Solid waste is a business, whether you work for a private company or a municipal government, contends Cathy Hall. Hall manages the integrated solid waste system for Pitkin County, CO. “Contracting and budgets are a big part of the job,” she says. “Pitkin County Solid Waste Center (SWC) is an enterprise fund that is the closest a county or municipality has to operating a business.” The SWC has its own fund balance and operates on its revenues. “There is pressure to manage the fund balance appropriately,” points out Hall. “I have to make sure we have the money available to implement new projects, purchase equipment, and plan for future capital projects.” As landfill closure looms in the distance, the Pitkin County SWC has engaged in an extensive community awareness campaign, such as the one that earned a tie for gold in SWANA’s 2017 Communication, Education, and Marketing Excellence Awards. The multimedia awareness campaign, “Trash Talk,” aims to draw attention to the fact that more than half of Pitkin County Landfill’s wastestream can be recycled, reused, or composted. The message is conveyed through characters designed for television who “snipe” with each other after mistakenly ending up in the landfill when they could have been diverted. The campaign has successfully drawn attention to the issue, and community participation in landfill diversion has increased, notes Hall.
What She Does Day to Day
Hall’s job entails overseeing all operational aspects: landfilling, recycling (including single-stream, mattresses, books, e-waste, and textiles), household hazardous waste, composting and sale of compost, soils, and aggregate, as well as education and outreach. Offsite, she does a lot of community interaction, such as training courses, outreach at community meetings, and Board of County Commissioner presentations. “I don’t do this alone,” she says. “The Solid Waste Center has an experienced group of people who work in the daily operations, including equipment operation and scale house management, which includes load tracking and invoicing.”
What Led Her to This Line of Work
Hall earned a Bachelor of Science degree in geology from The Ohio State University. The degree offered multiple applications in the environmental services field, Hall notes. She started her career in hazardous waste site management and remediation. “I worked with some great people who mentored me along the way,” says Hall. She transitioned into solid waste consulting, working a decade with SCS Engineers where she learned the ins and outs of solid waste management practices. While there, she earned an MBA from the University of Maryland, “which has been a tremendous help in managing a solid waste system for a county government,” says Hall.
What She Likes Best About Her Work
“Solid waste management is fun—the industry is constantly evolving and new equipment and practices are emerging all of the time,” points out Hall. “Solid waste provides a critical service to the community. To do it well brings a lot of job satisfaction.

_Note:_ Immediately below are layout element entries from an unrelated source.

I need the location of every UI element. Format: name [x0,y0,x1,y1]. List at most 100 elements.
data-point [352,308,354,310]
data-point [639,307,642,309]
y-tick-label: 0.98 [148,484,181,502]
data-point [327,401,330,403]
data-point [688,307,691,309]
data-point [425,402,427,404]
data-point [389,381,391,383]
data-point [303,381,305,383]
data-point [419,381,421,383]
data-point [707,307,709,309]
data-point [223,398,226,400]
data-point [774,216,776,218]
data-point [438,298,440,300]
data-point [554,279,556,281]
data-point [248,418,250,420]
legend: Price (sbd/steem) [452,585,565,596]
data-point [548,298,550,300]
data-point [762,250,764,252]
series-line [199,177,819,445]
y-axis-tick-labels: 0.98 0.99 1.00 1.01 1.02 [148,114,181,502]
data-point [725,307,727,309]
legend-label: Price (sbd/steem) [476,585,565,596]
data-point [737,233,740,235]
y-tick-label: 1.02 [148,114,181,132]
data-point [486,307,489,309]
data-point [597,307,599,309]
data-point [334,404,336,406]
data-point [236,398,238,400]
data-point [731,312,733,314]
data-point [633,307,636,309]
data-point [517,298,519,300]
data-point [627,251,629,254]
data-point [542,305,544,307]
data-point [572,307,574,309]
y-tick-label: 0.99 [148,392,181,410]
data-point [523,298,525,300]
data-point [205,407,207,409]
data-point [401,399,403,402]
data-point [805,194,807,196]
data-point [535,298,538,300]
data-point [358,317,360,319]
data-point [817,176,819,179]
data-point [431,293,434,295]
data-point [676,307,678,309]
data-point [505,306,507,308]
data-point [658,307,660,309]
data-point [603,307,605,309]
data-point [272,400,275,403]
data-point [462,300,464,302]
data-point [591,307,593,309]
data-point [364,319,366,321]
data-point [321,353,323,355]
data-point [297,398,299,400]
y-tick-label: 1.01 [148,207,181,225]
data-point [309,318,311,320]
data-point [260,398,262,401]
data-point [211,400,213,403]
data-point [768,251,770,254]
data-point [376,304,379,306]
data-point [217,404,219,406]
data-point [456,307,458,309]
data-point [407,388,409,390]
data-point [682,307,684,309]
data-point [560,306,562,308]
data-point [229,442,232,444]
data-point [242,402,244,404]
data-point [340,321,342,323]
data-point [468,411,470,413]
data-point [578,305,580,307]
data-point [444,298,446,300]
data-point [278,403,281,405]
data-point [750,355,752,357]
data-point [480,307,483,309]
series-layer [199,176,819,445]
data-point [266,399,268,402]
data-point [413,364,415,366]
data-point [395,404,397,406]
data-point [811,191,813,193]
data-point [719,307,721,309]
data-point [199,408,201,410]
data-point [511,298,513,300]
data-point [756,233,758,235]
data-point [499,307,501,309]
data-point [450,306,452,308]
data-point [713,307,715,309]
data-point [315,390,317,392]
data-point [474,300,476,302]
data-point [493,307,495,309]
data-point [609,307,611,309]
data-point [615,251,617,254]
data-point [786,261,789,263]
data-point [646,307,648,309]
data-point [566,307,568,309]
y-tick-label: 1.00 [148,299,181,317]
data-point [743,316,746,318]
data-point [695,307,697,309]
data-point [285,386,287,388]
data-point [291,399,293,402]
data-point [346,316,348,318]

The constant challenge of improving compaction rates to save airspace in the landfill to finding reuse or recycling outlets for hard-to-deal-with items such as mattresses, textile, or books is extraordinarily satisfying. I also get to be creative, which is not something that happens a lot with landfills. Pitkin County is environmentally progressive and supports innovation. The county commissioners allow me the flexibility to explore creative marketing to get the message out about solid waste and all that we do. The community also is supportive of our activities and embraces our programs and messaging.”